Kasus-kasus di atas adalah cerminan dari kurang terbentuknya hubungan lahir dan batin antara orang tua dengan anaknya. Pada dasarnya—meskipun telah beranjak dewasa—hubungan antara orang tua dan anak tidak akan bisa untuk dipisahkan. Seorang anak akan selalu membutuhkan orang tuanya, dan orang tua pun akan selalu membutuhkan anaknya. Bila ada salah satu unsur yang rumpang, bukan tidak mungkin terjadi keretakan hubungan antara orang tua dan anak.
Komunikasi yang baik adalah salah satu jalan untuk tetap menjembatani hubungan antara orang tua dengan anaknya, begitu juga anak dengan orang tuanya. Orang tua harus mau mendengar keluhan dari anaknya, dan anak pun harus lebih mau mendengarkan dan mematuhi perintah orang tuanya. Hubungan antar keduanya merupakan peran kehidupan yang saling mengisi. Kedua-duanya sudah terikat oleh ikatan biologi dan psikologis yang melekat dalam tubuh. Dalam tubuh sang anak, akan selalu mengalir darah orang tuanya. Jika anak melenceng dari kaidah tersebut, bersiaplah untuk menerima hukum yang telah digariskan akibat mendurhakai orang tua.

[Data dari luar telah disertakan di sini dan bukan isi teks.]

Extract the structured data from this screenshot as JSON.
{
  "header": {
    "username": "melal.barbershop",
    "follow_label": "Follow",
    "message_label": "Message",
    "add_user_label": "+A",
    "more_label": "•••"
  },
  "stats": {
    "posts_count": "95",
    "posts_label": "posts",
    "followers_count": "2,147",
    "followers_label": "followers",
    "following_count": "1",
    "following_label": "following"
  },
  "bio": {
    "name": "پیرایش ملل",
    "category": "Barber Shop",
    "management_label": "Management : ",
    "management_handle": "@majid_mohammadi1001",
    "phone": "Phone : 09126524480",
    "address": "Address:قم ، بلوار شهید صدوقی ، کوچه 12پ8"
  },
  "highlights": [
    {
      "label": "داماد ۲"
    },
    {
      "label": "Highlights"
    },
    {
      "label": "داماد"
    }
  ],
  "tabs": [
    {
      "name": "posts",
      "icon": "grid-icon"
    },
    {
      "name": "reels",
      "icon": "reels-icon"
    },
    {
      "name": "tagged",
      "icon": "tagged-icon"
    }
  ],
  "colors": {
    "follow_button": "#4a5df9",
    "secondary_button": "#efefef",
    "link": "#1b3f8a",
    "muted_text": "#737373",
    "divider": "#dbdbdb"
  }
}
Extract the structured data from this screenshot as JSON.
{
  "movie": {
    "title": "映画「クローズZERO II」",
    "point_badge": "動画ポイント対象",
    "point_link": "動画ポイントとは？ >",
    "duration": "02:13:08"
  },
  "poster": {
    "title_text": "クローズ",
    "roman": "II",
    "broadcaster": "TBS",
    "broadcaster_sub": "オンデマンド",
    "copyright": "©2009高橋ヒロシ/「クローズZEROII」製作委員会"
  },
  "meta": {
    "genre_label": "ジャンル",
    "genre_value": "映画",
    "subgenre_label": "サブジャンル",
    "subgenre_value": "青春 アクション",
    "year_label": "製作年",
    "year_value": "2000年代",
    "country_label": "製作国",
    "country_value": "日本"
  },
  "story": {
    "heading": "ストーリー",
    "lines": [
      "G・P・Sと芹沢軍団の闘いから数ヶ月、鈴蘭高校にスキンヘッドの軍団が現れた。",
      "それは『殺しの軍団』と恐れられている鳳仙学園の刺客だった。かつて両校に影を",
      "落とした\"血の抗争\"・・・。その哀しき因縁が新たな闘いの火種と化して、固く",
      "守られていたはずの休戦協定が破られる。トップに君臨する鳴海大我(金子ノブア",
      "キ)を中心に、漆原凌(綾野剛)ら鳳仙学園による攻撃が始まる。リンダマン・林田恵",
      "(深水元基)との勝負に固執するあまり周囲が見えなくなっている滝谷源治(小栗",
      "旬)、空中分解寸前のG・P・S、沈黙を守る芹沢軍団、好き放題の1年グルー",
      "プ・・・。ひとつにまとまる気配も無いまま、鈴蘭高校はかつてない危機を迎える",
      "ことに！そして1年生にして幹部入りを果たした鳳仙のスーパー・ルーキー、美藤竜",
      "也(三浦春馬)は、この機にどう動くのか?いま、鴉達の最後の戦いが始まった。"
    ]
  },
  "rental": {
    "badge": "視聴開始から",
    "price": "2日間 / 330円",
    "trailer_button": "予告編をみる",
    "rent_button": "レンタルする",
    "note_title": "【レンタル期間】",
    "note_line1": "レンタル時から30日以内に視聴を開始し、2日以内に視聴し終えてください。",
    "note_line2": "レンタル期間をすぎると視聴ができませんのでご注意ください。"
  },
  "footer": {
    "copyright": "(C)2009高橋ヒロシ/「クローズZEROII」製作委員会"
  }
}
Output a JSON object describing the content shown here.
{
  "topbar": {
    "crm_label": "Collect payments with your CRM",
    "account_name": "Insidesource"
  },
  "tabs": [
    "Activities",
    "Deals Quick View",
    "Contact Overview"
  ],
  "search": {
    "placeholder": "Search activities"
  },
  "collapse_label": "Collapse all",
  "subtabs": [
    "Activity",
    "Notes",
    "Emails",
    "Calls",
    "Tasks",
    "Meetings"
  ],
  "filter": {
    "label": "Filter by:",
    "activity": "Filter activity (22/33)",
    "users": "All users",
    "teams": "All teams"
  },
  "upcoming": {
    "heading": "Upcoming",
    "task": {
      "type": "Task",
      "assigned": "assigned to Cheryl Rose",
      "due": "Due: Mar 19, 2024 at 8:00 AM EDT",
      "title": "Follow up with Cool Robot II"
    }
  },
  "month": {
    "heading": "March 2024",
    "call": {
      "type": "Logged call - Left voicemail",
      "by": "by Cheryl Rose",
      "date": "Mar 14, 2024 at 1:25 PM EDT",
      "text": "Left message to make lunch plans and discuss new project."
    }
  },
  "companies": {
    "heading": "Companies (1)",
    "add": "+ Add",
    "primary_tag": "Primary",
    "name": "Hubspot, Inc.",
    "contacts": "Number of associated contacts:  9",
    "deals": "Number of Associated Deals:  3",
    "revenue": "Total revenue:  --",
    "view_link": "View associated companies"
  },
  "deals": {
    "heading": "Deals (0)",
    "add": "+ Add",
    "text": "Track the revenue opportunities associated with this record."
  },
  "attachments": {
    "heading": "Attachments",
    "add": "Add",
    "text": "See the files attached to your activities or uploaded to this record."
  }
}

Bagaimana pun, anak tidak akan bisa melebih orang tuanya. Meskipun pendidikan sang anak telah tinggi, ia tetap harus bersujud di kaki orang tuanya. Begitu juga dengan orang tua, tidak akan ada di dunia ini yang memiliki status sebagai “mantan orang tua”. Anak adalah sampan yang melaju menuju muara, dan orang tua menjadi penunjuk arah sehingga sampan tersebut akhirnya sampai ke tujuannya.